Шрифт:
Интервал:
Закладка:
Во 2-й Колонии существует транспортный взвод, а шофера машин – младшие офицеры. Иногда, в разгар холодных зимних или осенних ночей я прихожу в их спальню. У них там огромный радиатор, иногда у них тепло, а бывает, что и радиатору не удается победить стужу, но важно другое – то, что люди эти искренни и честны, и, несмотря на атмосферу доносительства, которая царит в казарме, они не стесняются называть вещи своими именами. Захожу к ним и заполняю список напротив их фамилий. После того, как заканчиваю свое дело, встаю и собираюсь уходить.
– Останьтесь еще немного, товарищ лейтенант, все равно ночь прошла. Уже два часа, – говорит старшина Рэтан.
– Два?
– Да. Почти два. Выпейте с нами чаю. Возьмите и сигарету, – говорит сержант Сэлэвэстру.
Он протягивает мне металлическую кружку. Подношу ее ко рту. Рэтан пододвигается ближе, заглядывая краем глаза на листки бумаги, которые я держу в руке.
– И… зачем вам нужно все это? – спрашивает он, переглядываясь многозначительно со Штефаном, который улыбается, поглаживая свои усы и глядя вниз.
Не знаю, что ответить. Рэтан, который постарше, продолжает:
– Товарищ лейтенант, я, конечно, не шибко ученый, но скажу вам честно: то, что вы делаете, я бы не делал. Список этот – чистое издевательство.
– Знаю. И что, по-твоему, я должен делать?
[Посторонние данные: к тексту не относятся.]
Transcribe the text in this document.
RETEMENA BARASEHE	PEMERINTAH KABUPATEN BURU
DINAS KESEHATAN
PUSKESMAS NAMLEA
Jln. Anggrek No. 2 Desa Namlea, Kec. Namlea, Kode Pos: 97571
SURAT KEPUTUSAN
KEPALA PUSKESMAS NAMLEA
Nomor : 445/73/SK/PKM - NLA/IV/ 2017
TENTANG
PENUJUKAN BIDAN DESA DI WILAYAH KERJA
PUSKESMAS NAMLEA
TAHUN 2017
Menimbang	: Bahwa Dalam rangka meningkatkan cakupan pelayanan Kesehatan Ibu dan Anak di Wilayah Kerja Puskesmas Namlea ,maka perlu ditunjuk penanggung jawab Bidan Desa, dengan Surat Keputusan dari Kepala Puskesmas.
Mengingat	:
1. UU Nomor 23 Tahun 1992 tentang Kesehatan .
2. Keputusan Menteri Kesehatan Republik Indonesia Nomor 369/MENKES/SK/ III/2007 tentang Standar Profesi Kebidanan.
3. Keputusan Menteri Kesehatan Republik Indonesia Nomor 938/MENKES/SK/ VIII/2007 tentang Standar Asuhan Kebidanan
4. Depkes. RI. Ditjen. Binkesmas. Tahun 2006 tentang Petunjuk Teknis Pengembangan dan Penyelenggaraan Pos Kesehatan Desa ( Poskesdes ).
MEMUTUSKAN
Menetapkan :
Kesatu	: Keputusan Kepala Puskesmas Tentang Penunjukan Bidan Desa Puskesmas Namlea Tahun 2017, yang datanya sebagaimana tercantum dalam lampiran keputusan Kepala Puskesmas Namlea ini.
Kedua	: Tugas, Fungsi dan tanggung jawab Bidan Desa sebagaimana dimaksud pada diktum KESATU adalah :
– Черт бы побрал того, кто вам дал такой приказ! – горячится он. – Сделай за одну ночь, за несколько часов, список с данными на две сотни кадров? Да и за пять дней такого не сделать. И что за рубрики! Ты слыхал, Штефан: какие номера фуражек мы носим, какие номера туфель. Как зовут мою жену. Кому все это надо?
– …
– Товарищ лейтенант, послушайте, что вам говорит старшина Рэтан, который военных академий не кончал да и не очень-то много учился: завтра вы все равно получите взбучку! Этот учет – только повод взвалить вам ношу на спину. Так пошлите к чертям список, ступайте себе спокойно и ложитесь спать. Вы молодой… Заходите к нам, потому как вы еще не все знаете…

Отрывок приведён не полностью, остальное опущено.